Hacker News new | ask | show | jobs
by mehta 4105 days ago
> [...] CJK unification[...] has never been a point of contention in the communities concerned with it.

I am not very familar with the CJK unification project so take my points with a grain of salt.

> more than not opposing CJK unification, I benefit from it greatly.

I think think that is a different point of view. Isn't it? You are seeing your benefit whereas the author is seeing his. Here's an alternative solution: What if the search engine understood what you were searching for and returned results in all the languages? Unification can result in a lot of information loss the same way a photo can be compressed but it comes at the cost of loss in quality.

> so there is(to my eyes at least) no value in fragmenting instances of the same character.

But no-one is fragmenting instances of the same character. They _are_ different characters from different languages. To take an example from the article, I am not sure how I feel about combining B and β. You are either ignoring the whole of English speaker population or the greek speaking one. Given that you have complete flexibility to assign a code for both of them, why not do it(responsibly)?

2 comments

No experience in Asian languages, but J is pronounced differently in English and German. Should they have unique characters?
The example characters expressed: 日、中、力 however are written the same way in both Chinese and Japanese from my understanding. (Albeit, I studied Japanese).

There are admittedly variations which should be done separately, however unification of visually identical glyphs is a "good thing" imho

I'm fluent in Japanese and speak some Mandarin Chinese as well. These 3 characters are identical, not similar.

For a different example, 国 and 國 used to be the same character, but China and Japan (left) have both diverged the traditional form still used in Taiwan (right). Unicode treats them as separate.

今 Looks slightly different in traditional Chinese vs other languages. In traditional Chinese, the little straight line between the two angled lines is sloped, while it is horizontal in simplified Chinese, Japanese or Korean. Any reader of any of these languages would have no issue if the variant they are used to was replaced by the other one. They might think you have a sloppy handwriting or an ugly font if they even notice, but that's about it. Unicode treats them as the same.

This seems again to be a perfect place for rendering rather than encoding.

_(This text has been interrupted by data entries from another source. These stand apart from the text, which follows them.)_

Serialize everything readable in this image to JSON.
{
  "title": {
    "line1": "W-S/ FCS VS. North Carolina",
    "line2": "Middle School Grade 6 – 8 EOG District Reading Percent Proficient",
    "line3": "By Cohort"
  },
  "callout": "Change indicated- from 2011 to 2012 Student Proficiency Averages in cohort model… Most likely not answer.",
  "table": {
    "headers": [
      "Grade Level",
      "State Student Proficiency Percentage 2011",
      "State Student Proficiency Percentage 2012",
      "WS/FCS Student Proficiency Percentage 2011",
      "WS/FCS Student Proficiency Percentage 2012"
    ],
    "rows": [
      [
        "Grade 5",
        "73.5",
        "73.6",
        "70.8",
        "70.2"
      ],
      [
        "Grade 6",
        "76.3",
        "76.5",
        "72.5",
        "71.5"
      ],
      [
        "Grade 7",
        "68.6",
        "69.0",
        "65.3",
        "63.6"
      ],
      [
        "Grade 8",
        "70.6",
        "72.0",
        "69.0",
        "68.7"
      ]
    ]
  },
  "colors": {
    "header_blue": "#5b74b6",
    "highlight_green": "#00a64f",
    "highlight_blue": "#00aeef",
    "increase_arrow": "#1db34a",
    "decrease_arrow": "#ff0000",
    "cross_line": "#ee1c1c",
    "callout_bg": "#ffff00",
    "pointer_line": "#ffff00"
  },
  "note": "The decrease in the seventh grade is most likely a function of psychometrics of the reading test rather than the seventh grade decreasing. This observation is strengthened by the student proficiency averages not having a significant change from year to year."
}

The english letter 'a' can be rendered as a ring with a tail (the way I handwrite), or a ring with a cap and a tail (the way the font usually renders). Both are the same letter, if rendered differently based on my (contextually sensitive) font.
I think not. I do want to be able to say both People's Republic of China 中华人民共和国 and Republic of China 中華民國 in the same text, and if I had to choose rendering either 国+华 or 國+華 then it wouldn't work.
Curious, as I'm not sure when that would actually happen in real life (in Chinese). Generally in mainland China , the ROC would always be rendered with 国, even officially [1]. And in Taiwan the PRC would be rendered with 國 [2].

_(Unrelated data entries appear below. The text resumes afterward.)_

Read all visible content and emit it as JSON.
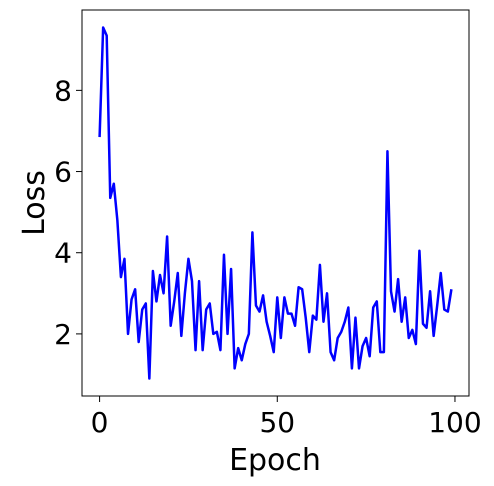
{
  "chart_data": {
    "type": "line",
    "xlabel": "Epoch",
    "ylabel": "Loss",
    "x": [
      0,
      1,
      2,
      3,
      4,
      5,
      6,
      7,
      8,
      9,
      10,
      11,
      12,
      13,
      14,
      15,
      16,
      17,
      18,
      19,
      20,
      21,
      22,
      23,
      24,
      25,
      26,
      27,
      28,
      29,
      30,
      31,
      32,
      33,
      34,
      35,
      36,
      37,
      38,
      39,
      40,
      41,
      42,
      43,
      44,
      45,
      46,
      47,
      48,
      49,
      50,
      51,
      52,
      53,
      54,
      55,
      56,
      57,
      58,
      59,
      60,
      61,
      62,
      63,
      64,
      65,
      66,
      67,
      68,
      69,
      70,
      71,
      72,
      73,
      74,
      75,
      76,
      77,
      78,
      79,
      80,
      81,
      82,
      83,
      84,
      85,
      86,
      87,
      88,
      89,
      90,
      91,
      92,
      93,
      94,
      95,
      96,
      97,
      98,
      99
    ],
    "series": [
      {
        "name": "Loss",
        "color": "#0000ff",
        "values": [
          6.85,
          9.55,
          9.35,
          5.35,
          5.7,
          4.8,
          3.4,
          3.85,
          2.0,
          2.85,
          3.1,
          1.8,
          2.6,
          2.75,
          0.9,
          3.55,
          2.8,
          3.45,
          3.0,
          4.4,
          2.2,
          2.8,
          3.5,
          1.95,
          3.0,
          3.85,
          3.3,
          1.6,
          3.3,
          1.6,
          2.6,
          2.75,
          2.0,
          2.05,
          1.6,
          3.95,
          2.0,
          3.6,
          1.15,
          1.65,
          1.35,
          1.75,
          2.0,
          4.5,
          2.7,
          2.55,
          2.95,
          2.3,
          1.95,
          1.55,
          2.9,
          1.9,
          2.9,
          2.5,
          2.5,
          2.2,
          3.15,
          3.1,
          2.4,
          1.55,
          2.45,
          2.35,
          3.7,
          2.3,
          3.0,
          1.55,
          1.35,
          1.9,
          2.05,
          2.3,
          2.65,
          1.15,
          2.4,
          1.15,
          1.7,
          1.9,
          1.45,
          2.65,
          2.8,
          1.55,
          1.55,
          6.5,
          3.05,
          2.55,
          3.35,
          2.3,
          2.9,
          1.9,
          2.1,
          1.75,
          4.05,
          2.25,
          2.15,
          3.05,
          1.95,
          2.7,
          3.5,
          2.6,
          2.55,
          3.1
        ]
      }
    ],
    "xlim": [
      -4.95,
      103.95
    ],
    "xticks": [
      0,
      50,
      100
    ],
    "ylim": [
      0.47,
      9.98
    ],
    "yticks": [
      2,
      4,
      6,
      8
    ],
    "grid": false
  }
}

It gets a bit weirder in Japanese where the word is distinctly not the same - one is a traditional version (proper noun) of the other and you could imagine a text using both (William vs Wilhelm vs Will).

[1] http://baike.baidu.com/view/2200.htm [2] https://www.google.com.tw/?gws_rd=ssl#q=%E4%B8%AD%E5%8D%8E%E...

That is true, mainland China writes "中华民国".

But I still do want to be able to write texts that are like this discussion: mainly in English, but contain fragments in Chinese, and so that I can use both the traditional and simplified characters.

And it also makes total sense to me that 日本 is Japan, both in Japanese and Chinese, using the exact same Unicode characters.

Except you can still recognize the 'a' as 'a' no matter which way it is rendered.

Not so with Chinese characters. For instance, the character for "fly" in simplified (飞) and traditional (飛) look very different. Someone who only learned simplified may not recognize the traditional character as being the same.

Which is exactly why 飞 and 飛 are encoded separately. I don't see any problem with that.
Yes, but other characters that also look different are merged. Here's an example: http://www.tofugu.com/2012/04/04/the-sorry-state-of-japanese...

That's the character for "cold". If you showed me (a Chinese speaker) the Japanese or Korean variant, I would have no idea what it meant.